Jari itu berhenti tepat di atas gundukan venusnya, menekan lembut dari luar kain. Wulan tersentak, sebuah desahan kecil lolos dari bibirnya yang setengah terbuka.
Tiba-tiba, dengan gerakan yang cepat dan tak terduga, jari itu melesat kembali ke pusarnya.
Kali ini, tekanannya tidak lagi lembut. Broto menancapkan ujung telunjuknya dengan paksa ke dalam lubang kecil itu.
"NGHH!" Wulan memekik tertahan.
Rasa perih yang tajam menusuk perutnya. Jari Broto yang besar terasa merobek pusarnya yang mungil.
Ia menggali, memutar, memaksa masuk lebih dalam. Wulan merasakan sakit. Sangat sakit.

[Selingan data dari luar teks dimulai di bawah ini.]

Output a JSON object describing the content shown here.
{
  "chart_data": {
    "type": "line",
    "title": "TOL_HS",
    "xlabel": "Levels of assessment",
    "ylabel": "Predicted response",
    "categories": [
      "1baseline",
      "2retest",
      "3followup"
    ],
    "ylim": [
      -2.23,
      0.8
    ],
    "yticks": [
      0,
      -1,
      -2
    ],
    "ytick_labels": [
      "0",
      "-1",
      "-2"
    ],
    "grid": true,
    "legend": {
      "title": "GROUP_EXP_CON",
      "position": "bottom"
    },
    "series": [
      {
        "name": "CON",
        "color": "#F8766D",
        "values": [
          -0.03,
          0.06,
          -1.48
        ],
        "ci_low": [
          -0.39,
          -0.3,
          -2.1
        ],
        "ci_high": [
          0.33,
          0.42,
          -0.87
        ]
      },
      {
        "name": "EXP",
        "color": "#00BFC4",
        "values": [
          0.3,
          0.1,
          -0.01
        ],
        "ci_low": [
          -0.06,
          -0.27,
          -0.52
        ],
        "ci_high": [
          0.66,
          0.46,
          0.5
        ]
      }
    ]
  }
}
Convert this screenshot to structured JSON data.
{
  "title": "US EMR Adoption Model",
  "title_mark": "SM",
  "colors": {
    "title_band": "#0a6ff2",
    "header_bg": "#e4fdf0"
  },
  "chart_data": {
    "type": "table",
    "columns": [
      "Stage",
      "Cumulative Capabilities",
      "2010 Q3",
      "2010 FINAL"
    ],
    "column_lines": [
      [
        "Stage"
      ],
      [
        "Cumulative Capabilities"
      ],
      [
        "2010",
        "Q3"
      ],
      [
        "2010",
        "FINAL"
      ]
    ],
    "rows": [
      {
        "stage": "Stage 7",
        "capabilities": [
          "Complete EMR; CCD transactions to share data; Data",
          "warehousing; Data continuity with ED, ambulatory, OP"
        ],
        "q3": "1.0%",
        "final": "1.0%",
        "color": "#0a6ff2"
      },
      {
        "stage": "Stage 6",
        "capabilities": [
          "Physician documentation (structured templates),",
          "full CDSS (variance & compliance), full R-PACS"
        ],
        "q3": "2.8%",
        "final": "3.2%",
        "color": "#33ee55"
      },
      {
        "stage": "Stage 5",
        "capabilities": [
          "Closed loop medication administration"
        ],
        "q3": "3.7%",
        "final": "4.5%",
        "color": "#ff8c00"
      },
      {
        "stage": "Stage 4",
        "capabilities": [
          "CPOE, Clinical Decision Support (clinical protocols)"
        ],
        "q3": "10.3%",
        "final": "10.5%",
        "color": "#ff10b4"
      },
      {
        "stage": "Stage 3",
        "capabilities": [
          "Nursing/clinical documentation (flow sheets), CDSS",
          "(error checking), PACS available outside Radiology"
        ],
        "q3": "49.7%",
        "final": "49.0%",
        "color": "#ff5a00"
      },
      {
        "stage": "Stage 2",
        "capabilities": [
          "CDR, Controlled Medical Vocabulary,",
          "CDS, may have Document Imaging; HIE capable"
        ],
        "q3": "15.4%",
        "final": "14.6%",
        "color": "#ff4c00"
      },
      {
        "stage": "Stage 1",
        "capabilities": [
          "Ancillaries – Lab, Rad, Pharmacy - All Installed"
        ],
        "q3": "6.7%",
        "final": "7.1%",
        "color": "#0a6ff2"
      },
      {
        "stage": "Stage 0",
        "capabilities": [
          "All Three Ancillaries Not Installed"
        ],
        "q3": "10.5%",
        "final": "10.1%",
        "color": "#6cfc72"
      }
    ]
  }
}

Namun di balik rasa sakit itu, api gairah yang tadi berkobar meledak menjadi lahar panas. Perutnya kejang. Seluruh syarafnya seakan ditarik antara siksaan dan kenikmatan puncak.
Wulan menggigit bibir bawahnya kuat-kuat, menahan jeritan yang bisa jadi adalah teriakan kesakitan atau desahan kenikmatan.
Ia tidak tahu lagi. Tubuhnya menggelinjang hebat di atas altar batu, pinggulnya terangkat, punggungnya melengkung.
"Tahan.. Sebentar lagi." Suara Broto terdengar jauh, seperti datang dari seberang sungai.
Setelah terasa cukup, Broto menarik jarinya keluar dengan kasar. Wulan terkesiap, tubuhnya lemas seketika, terengah-engah dengan napas yang memburu.
Matanya berkaca-kaca, menatap Broto dengan pandangan kabur.
Broto mengangkat telunjuknya di bawah cahaya bulan. Di ujung jarinya, ada noda darah segar yang berkilauan.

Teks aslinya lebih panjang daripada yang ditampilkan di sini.